The goal isn’t to manipulate behavior but to align design with biology. Calm can be as sticky as distraction when it’s tied to the right feedback loop.
The true metric of a wellness product isn’t engagement time or data points—it’s automaticity, the point at which behavior requires no conscious decision.
Good design doesn’t fight for attention; it fits quietly into daily life.
It doesn’t reward intensity; it rewards consistency.
A well-designed product should be as easy to reach for as a glass of water—something the body does to restore equilibrium without needing permission.
Most technology chases novelty. The next generation should chase endurance.
The challenge isn’t helping people start healthy habits; it’s designing tools that make them a natural part of each day.
People already know how to be healthy. The barrier is friction, not awareness. When design cooperates with physiology—when it engages the body’s own reward circuits instead of competing with them—good habits start to behave like bad ones: automatic, self-reinforcing, and hard to break.
That’s the future of human-centered design: borrowing the behavioral playbook that created addiction, and using it to create balance instead.
Baumel, A., Muench, F., Edan, S., & Kane, J. (2019). Objective user engagement with mental health apps: Systematic search and panel-based usage analysis.Journal of Medical Internet Research.

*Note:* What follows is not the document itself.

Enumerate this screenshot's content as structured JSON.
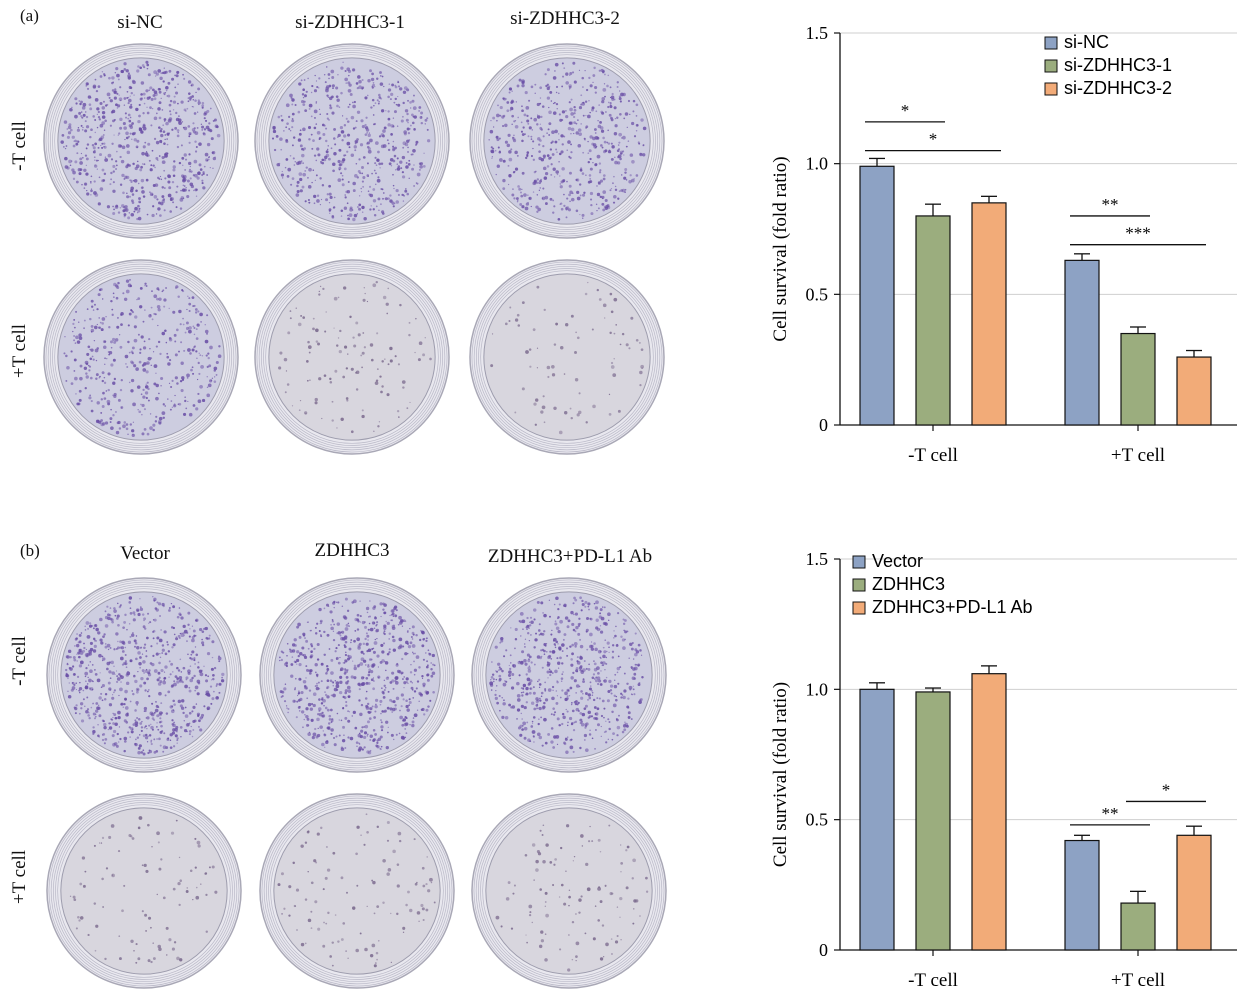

Eyal, N. (2014). Hooked: How to Build Habit-Forming Products. Portfolio. Fogg, B.J. (2009). A behavior model for persuasive design.Proceedings of Persuasive Technology.
Lally, P., van Jaarsveld, C.H.M., Potts, H.W.W., & Wardle, J. (2010). How are habits formed: Modelling habit formation in the real world.European Journal of Social Psychology.
Montague, P.R., & Berns, G.S. (2002). Neural economics and the biological substrates of valuation.Neuron.
Porges, S.W. (2007). The polyvagal perspective.Biological Psychology.
Schultz, W. (2016). Dopamine reward prediction-error signalling: A two-component response.Nature Reviews Neuroscience.
Sterling, P. (2012). Allostasis: A model of predictive regulation.Physiology & Behavior.